Underneath the skin, this Daytona is all 1960s. A 1964 Buick 425 Nailhead engine with a new Holley 750 lives under the hood and looks to be in excellent condition. (Buick’s first and second generation OHV, V8 engines were sarcastically nicknamed the Nailhead for their small valve head sizes.) The 425 Nailhead engine was the largest of these first and second generation V8s and made 340 horsepower and a remarkable 465 ft-lbs of torque; impressive for any stock engine, but especially so for the early 1960s. Wheeling this cast-iron torque-monster of an engine in a featherweight fiberglass car would be second to none, but it’s crippled slightly by the Turbo 400 automatic transmission and 10-Bolt open-differential that complete the driveline.

The paintwork on the Daytona is better than expected for a barn find. There are some small problem areas including mounting holes for vent panels that were removed. (We’re not offended that these have been banished to the trunk.) The rear quarter-panels have flares added to them that may not fit everyone’s interest, but they could look much worse. A luggage rack has also been fitted to the trunk that breaks up the nice curves of the rear end. An exceptional set of taillights has been added to the rear that fit it very nicely, making up for other faults. The interior shows some age from the materials used, but is good condition. 

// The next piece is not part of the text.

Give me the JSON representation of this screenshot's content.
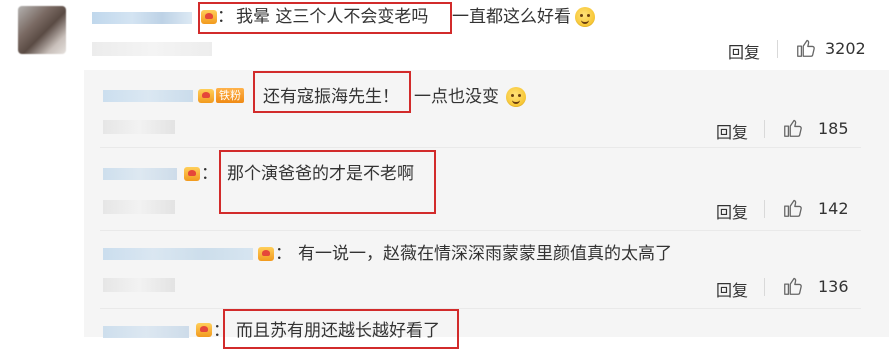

This LaDawri Daytona has clearly gone through a couple different chapters in its life based on some of its exterior details. It’s up to interested buyers to decide if this Daytona should retain this late ‘70s look, or it should be brought back to a more period-correct setup. If I were buying the Daytona, I might switch to a more classic wheel choice, but I’d definitely be swapping in a four-speed and Positraction differential.